Apple took legal action against OpenAI on Friday, accusing the maker of ChatGPT of stealing confidential trade secrets as the AI company works to develop its own hardware — a significant breakdown in what had been a working partnership between the two tech giants.
The lawsuit, filed in a California federal court, alleges that the theft was part of what Apple described as a “coordinated pattern of misconduct at an institutional level” by OpenAI.
“This case is about Apple’s former employees stealing Apple’s trade secrets for the benefit of OpenAI,” the court filing states. “Apple brings this suit to put a stop to it.”
Two former Apple employees who are now on OpenAI’s payroll are listed as defendants in the case. The first is Tang Tan, who played a role in designing the iPhone, Apple Watch, and iPod and now serves as OpenAI’s chief hardware officer. The second is Chang Liu, a former electrical engineer whom Apple says was trusted with some of its most sensitive product development work before he left to join OpenAI earlier this year.
OpenAI had not responded to requests for comment as of the time of this report.
While OpenAI has not publicly disclosed the exact nature of the device it is developing, the company has described the project as an effort to create a new way for people to interact with artificial intelligence — one that moves beyond what it calls “traditional products and interfaces.” The initiative is part of a broader industry push to give AI a physical presence, coming roughly a decade after Amazon and Google brought voice-activated speakers into households across the country.

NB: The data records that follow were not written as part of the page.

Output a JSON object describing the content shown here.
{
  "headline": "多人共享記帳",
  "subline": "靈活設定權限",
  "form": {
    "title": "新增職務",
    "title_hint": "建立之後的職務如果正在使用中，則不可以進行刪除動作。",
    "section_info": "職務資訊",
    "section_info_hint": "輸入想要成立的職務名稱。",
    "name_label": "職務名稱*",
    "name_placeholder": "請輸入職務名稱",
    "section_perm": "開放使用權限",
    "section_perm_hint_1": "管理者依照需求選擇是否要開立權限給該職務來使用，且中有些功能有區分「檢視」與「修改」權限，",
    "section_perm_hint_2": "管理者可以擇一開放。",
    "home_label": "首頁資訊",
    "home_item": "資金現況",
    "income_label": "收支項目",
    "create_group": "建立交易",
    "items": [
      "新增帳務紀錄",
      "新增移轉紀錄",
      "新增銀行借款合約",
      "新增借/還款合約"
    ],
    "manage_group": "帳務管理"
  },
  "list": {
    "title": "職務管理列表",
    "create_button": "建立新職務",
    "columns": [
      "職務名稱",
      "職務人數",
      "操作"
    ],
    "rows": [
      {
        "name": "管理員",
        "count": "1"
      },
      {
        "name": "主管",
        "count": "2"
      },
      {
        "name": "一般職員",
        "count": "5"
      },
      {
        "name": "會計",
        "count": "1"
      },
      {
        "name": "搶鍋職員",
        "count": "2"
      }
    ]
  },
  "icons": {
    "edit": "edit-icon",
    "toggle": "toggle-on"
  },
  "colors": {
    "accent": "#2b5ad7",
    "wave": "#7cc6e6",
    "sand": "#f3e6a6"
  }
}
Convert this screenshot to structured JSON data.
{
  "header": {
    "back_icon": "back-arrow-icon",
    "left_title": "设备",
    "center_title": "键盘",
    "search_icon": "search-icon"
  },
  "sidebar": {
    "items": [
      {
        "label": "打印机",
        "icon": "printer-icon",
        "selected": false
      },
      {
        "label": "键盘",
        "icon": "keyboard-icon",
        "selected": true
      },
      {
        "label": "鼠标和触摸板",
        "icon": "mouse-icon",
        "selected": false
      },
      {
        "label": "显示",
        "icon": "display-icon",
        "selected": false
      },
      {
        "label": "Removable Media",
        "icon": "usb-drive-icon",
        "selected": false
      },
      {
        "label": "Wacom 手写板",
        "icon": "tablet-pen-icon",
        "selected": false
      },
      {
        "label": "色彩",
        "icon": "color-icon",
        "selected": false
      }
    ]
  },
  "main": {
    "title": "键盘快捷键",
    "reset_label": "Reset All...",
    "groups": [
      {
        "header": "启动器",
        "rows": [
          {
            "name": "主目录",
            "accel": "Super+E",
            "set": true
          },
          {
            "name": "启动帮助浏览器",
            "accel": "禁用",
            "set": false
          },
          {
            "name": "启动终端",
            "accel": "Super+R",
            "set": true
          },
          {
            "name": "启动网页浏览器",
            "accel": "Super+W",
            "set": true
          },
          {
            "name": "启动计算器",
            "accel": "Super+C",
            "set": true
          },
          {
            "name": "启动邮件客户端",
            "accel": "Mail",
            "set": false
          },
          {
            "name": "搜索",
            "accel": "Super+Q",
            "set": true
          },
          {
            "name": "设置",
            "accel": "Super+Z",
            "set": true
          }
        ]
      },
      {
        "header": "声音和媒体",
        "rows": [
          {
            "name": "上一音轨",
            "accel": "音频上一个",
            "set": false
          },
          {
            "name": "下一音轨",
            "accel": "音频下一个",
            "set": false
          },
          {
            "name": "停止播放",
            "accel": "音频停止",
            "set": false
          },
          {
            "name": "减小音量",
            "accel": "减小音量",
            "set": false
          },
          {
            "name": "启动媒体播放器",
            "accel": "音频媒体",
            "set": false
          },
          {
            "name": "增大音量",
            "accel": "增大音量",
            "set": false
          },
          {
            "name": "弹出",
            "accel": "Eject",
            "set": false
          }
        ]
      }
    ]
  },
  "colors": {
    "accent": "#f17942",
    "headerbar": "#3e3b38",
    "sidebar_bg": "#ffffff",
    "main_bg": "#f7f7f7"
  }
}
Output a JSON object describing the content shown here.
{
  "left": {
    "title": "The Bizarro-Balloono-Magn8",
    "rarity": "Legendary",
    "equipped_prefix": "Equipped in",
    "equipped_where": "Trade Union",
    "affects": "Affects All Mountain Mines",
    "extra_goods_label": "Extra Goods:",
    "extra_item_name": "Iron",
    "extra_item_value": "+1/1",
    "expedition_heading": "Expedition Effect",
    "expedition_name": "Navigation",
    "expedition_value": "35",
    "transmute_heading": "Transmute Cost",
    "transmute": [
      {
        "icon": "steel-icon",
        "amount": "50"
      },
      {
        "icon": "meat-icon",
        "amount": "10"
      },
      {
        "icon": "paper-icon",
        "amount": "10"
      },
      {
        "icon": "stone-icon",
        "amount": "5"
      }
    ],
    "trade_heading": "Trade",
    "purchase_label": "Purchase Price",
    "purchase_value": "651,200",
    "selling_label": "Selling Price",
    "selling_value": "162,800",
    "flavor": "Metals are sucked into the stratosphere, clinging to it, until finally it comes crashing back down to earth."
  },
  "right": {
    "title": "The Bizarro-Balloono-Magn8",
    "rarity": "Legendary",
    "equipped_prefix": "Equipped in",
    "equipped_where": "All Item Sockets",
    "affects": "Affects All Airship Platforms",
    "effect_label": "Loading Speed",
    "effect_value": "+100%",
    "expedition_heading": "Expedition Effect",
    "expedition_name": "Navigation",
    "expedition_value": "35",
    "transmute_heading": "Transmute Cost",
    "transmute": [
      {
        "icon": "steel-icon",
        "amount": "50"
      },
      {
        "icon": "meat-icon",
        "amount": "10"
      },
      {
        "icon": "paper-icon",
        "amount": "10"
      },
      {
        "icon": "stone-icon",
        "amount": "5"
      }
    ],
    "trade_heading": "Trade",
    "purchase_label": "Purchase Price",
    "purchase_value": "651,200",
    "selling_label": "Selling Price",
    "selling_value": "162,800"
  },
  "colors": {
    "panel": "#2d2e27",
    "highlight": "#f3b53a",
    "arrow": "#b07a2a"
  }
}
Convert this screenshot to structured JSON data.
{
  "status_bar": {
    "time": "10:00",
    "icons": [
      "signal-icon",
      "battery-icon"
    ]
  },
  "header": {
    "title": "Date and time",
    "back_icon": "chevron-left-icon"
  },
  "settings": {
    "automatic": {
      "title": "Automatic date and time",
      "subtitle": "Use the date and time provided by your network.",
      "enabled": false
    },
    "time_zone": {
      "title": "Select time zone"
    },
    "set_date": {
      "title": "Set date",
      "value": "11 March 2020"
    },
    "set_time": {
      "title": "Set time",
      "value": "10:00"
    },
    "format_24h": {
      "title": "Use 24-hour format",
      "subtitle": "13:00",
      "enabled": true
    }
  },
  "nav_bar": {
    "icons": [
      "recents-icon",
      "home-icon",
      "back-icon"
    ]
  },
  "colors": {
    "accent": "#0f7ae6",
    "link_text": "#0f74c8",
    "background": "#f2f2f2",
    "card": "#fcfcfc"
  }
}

Apple’s lawsuit contends that this hardware effort was built, at least in part, on information taken illegally from Apple.
“OpenAI’s nascent hardware business now rests on the shakiest of foundations, rotten to its core by its illegal reliance on misappropriated trade secrets,” the lawsuit reads.
According to Apple, an internal investigation revealed a pattern of theft involving former employees who went on to work at OpenAI. The company alleges that both Liu and Tan accessed private Apple files and information while already employed by OpenAI. Specifically, Apple claims Liu downloaded several confidential hardware-related documents onto an Apple-issued device he kept after leaving the company. Apple also alleges that Tan instructed job candidates — who were still Apple employees at the time — to bring “actual parts” from Apple to their OpenAI interviews.
Apple says it first contacted OpenAI in February to flag its concerns, but the company never received a reply.
In a statement released Friday, an Apple spokesperson said the company will “always defend our teams’ hard work and innovations, and we are taking all appropriate steps to do so.”